But Volodymyr Zelensky said it was “utter cynicism” to “ask for a ceasefire in order to hold propaganda celebrations” while continuing to carry out strikes, with the Ukrainian president in turn announcing his own immediate, open-ended ceasefire.

Putin gives a speech each year, yet what can he say? He could announce – once again, and in defiance of the facts – the complete “liberation” of the Donbas region of eastern Ukraine, but he has no glorious victories to celebrate. He will probably invoke the sacrifices of the past to justify those of the present.

The Russian people and the country’s elite are feeling disaffected – and the Kremlin is looking for reasons to keep spirits up, as it grapples with challenges from Ukrainian strikes on oil refinery capacity to the stagnation of the economy.

It won’t appear in Putin’s speech, but Trump’s decision to withdraw 5,000 troops (just as a start) from Germany has provided that shot in the arm.

“A slap on the nose” is how the government newspaper Rossiiskaya Gazeta framed Trump’s decision, an apparent rebuke for German Chancellor Friedrich Merz after his critical comments on US strategy in the Gulf (or its absence).

Moscow is fully aware that the drawdown may never happen. They know Trump blows hot and cold, and one commentator noted that during his first presidency, he announced the withdrawal of 12,000 troops, but this had not been completed when his term ended, and was promptly rescinded.

The Kremlin is, however, predictably pleased by more evidence of a widening transatlantic split, especially as Trump is also threatening punitively to pull troops out of Italy (“hasn’t helped us at all”) and Spain (“is behaving terribly”).

The real impact of this move will be on Ukraine, though, not Europe.

It is not that there is any expectation of Nato’s imminent demise, but this is seen as further evidence of American impatience with European backsliding and self-indulgence. “Internal conflicts within the bloc are nothing new, and the cause isn’t the troop withdrawal or even disagreements over Iran,” continued Rossiiskaya Gazeta. “Europeans are simply unwilling to believe the inevitable: the Americans are unwilling and unwilling to fight for or in their stead.”

If anything, the Kremlin thinks that Trump’s additional imposition of 25 per cent tariffs on European cars and trucks is rather more significant, as it may lead to an all-out trade war with the EU.

Russian President Vladimir Putin listens to KAMAZ Director General Sergei Kogogin, during a meeting at the Kremlin in Moscow, Tuesday, May 5, 2026. (Mikhail Metzel/Sputnik, Kremlin Pool Photo via AP)
‘Vladimir Putin is not planning or wanting to wage a forever war. All he needs to be able to do is to outlast the Ukrainians’ capacity to keep fighting, and the Europeans’ to keep bankrolling them,’ writes Dr Galeotti (Photo: Mikhail Metzel/Sputnik/Kremlin/AP)

The Kremlin doesn’t seem to see all this as making Europe more vulnerable to Russian attack.
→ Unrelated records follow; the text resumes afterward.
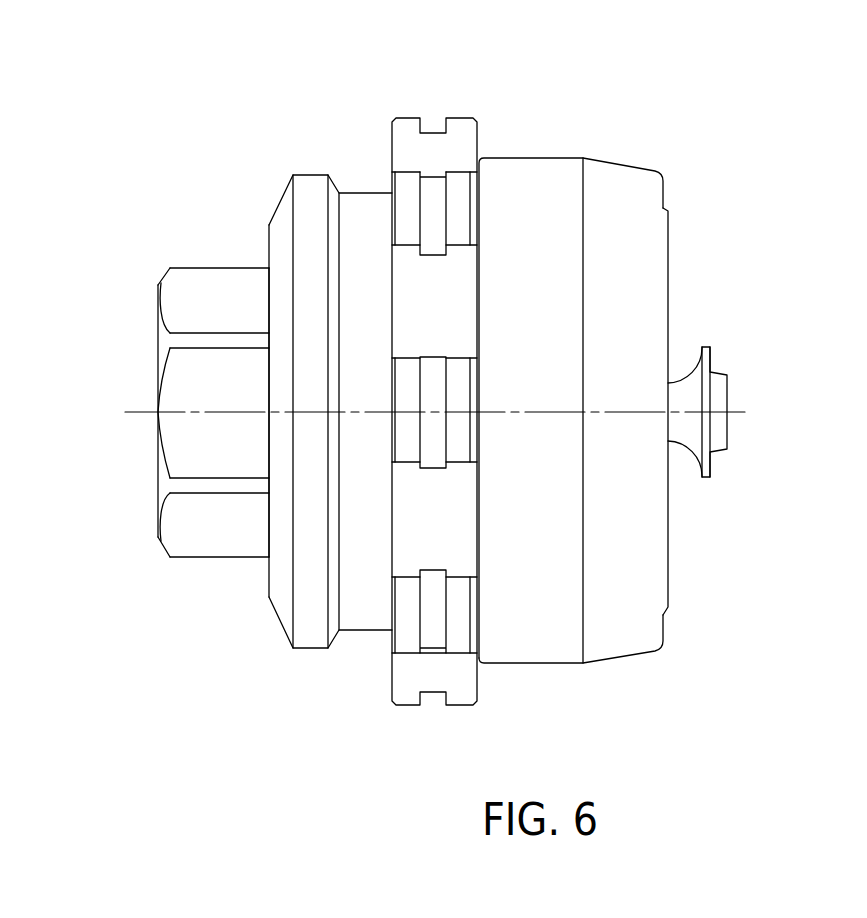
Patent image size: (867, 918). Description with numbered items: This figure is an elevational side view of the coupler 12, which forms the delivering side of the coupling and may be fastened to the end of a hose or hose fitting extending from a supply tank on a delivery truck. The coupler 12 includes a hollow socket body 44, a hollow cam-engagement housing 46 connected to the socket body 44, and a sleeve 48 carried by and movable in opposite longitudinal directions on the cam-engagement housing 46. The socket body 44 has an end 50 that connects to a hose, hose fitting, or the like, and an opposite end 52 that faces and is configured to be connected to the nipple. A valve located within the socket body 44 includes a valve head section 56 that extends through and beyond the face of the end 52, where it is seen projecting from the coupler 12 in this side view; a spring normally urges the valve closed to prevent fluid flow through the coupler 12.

The coupler 12 is at (622, 163).
The socket body 44 is at (190, 556).
The cam-engagement housing 46 is at (313, 650).
The sleeve 48 is at (538, 656).
The end 50 is at (163, 463).
The end 52 is at (666, 628).
The valve head section 56 is at (729, 386).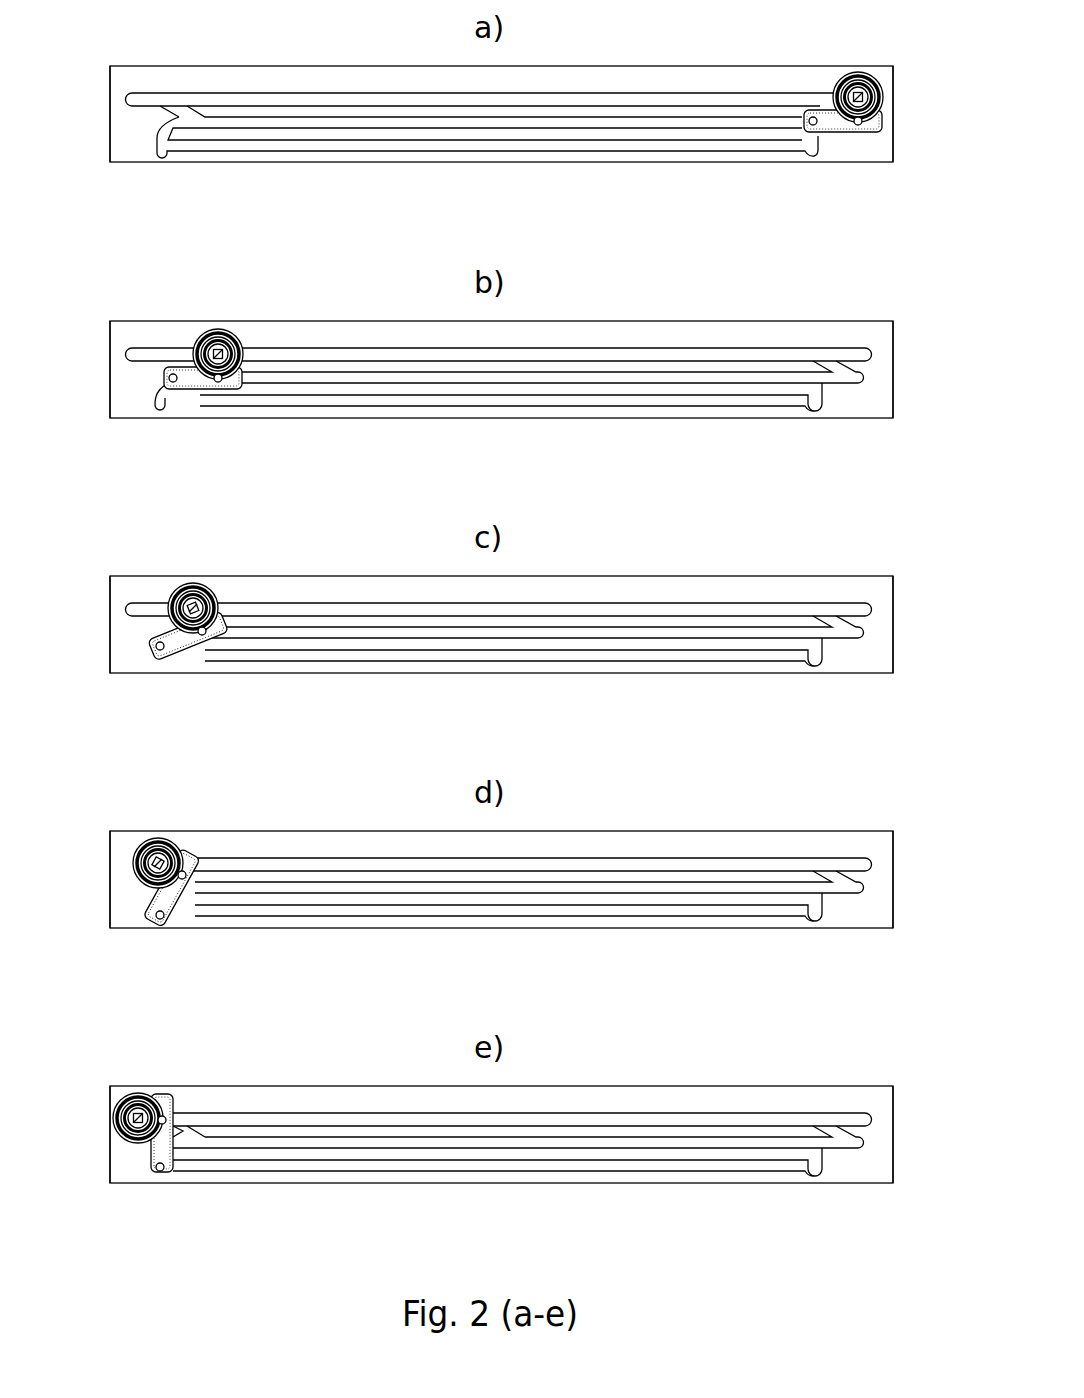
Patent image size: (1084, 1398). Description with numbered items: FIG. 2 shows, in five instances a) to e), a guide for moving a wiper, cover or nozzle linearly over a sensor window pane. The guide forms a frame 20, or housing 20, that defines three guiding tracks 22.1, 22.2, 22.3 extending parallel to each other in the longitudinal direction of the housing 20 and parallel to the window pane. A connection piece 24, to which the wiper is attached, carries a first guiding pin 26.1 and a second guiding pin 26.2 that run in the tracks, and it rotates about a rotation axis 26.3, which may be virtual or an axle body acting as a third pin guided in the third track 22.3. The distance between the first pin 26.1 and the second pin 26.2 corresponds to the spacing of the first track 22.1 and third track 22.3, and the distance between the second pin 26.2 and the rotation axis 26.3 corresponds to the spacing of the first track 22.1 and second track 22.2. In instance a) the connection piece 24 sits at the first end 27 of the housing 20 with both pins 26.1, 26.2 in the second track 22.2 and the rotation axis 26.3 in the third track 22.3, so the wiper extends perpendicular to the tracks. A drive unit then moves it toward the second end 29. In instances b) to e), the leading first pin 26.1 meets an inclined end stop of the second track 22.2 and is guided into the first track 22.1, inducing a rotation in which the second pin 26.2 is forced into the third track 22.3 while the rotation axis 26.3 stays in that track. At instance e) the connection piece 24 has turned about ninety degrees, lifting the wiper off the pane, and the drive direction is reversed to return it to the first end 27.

The frame 20 is at (123, 75).
The first guiding track 22.1 is at (400, 148).
The second guiding track 22.2 is at (320, 118).
The third guiding track 22.3 is at (229, 100).
The connection piece 24 is at (855, 75).
The first guiding pin 26.1 is at (812, 127).
The second guiding pin 26.2 is at (858, 126).
The rotation axis 26.3 is at (866, 84).
The first end 27 is at (897, 140).
The second end 29 is at (109, 113).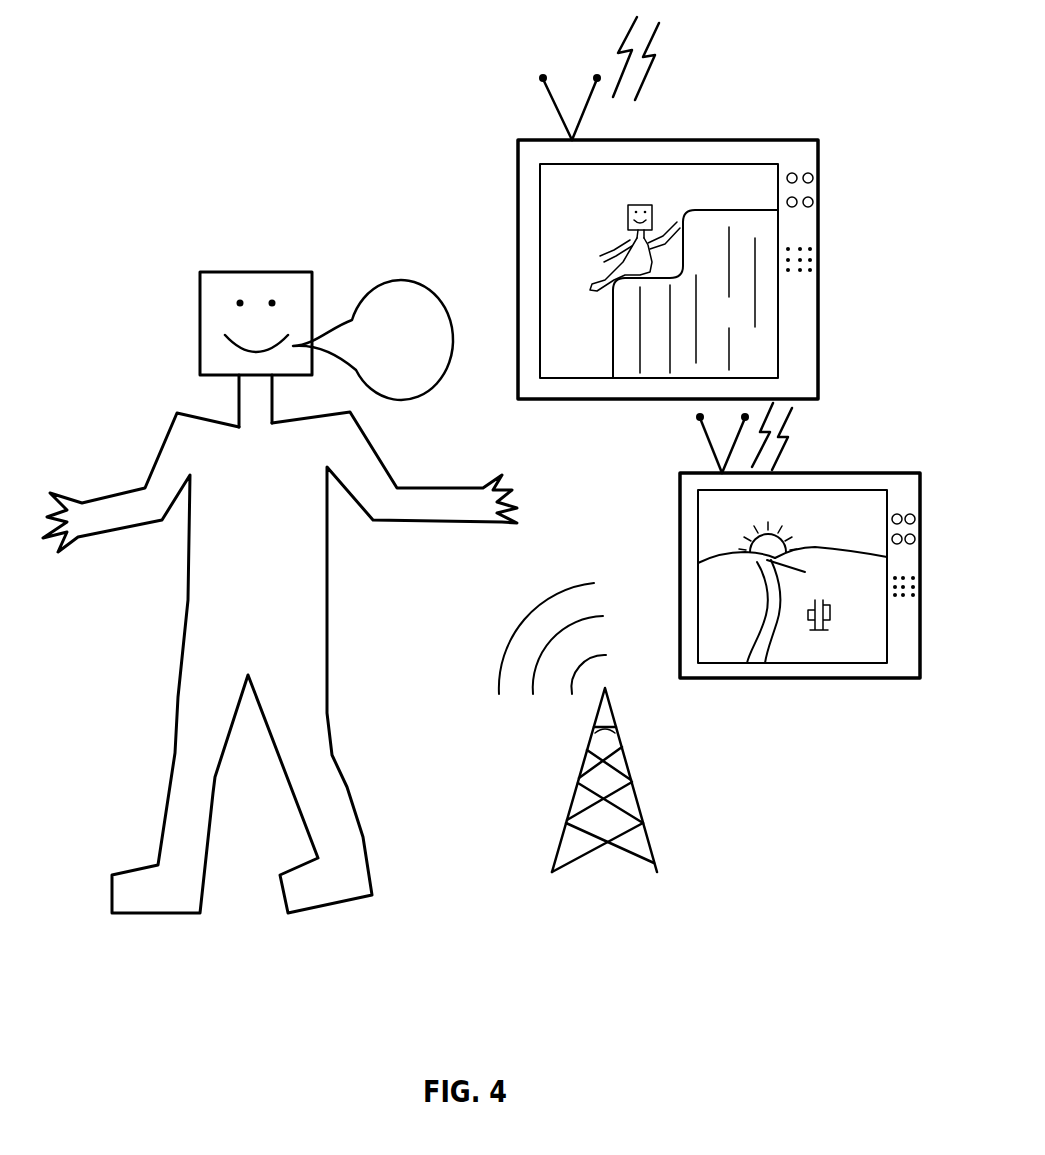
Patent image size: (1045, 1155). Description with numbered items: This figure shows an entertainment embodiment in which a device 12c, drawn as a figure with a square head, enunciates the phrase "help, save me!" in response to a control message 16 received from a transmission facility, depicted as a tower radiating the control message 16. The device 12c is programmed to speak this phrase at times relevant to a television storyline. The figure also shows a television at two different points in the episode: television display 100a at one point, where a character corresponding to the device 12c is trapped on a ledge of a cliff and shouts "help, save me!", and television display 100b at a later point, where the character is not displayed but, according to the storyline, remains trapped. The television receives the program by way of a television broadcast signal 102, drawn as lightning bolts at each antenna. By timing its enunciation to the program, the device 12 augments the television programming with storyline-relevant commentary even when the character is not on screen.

The device 12 is at (650, 835).
The device 12c is at (332, 670).
The control message 16 is at (511, 567).
The television display 100a is at (818, 323).
The television display 100b is at (680, 517).
The television broadcast signal 102 is at (660, 37).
If anything, there is an awareness that any high-profile US pivot away from the continent only increases pressures to raise European defence spending. Besides, however bizarre it may seem to Westerners, for Putin and his fellow septuagenarian relics of the Cold War, there is a real belief that it is Europe that is making plans to attack Russia, not vice versa.

Any withdrawal of US forces, including the apparent decision to shelve plans to deploy long-range weapons to Germany, including Tomahawk cruise missiles, is instead being framed as a sign of America’s refusal to provide a backstop to such aggression. The Kremlin’s hope is that this will make Europe think twice about challenging Moscow.

Putin can temper his embarrassment at a bargain basement parade with renewed confidence over Ukraine, and the dream of having a real victory to celebrate next year. This may help the regime ignore or overrule those quiet voices arguing for an early end to hostilities, even at the expense of some of the Kremlin’s maximalist demands.

After all, Putin is not planning or wanting to wage a forever war. All he needs to be able to do is to outlast the Ukrainians’ capacity to keep fighting, and the Europeans’ to keep bankrolling them.

Zelensky is already being forced by political pressure to demobilise some of his troops. With European economies battered by the Gulf crisis, and the USA and EU falling out, it becomes easier for Putin to tell himself that victory is just over the horizon. And so he has no reason to talk peace.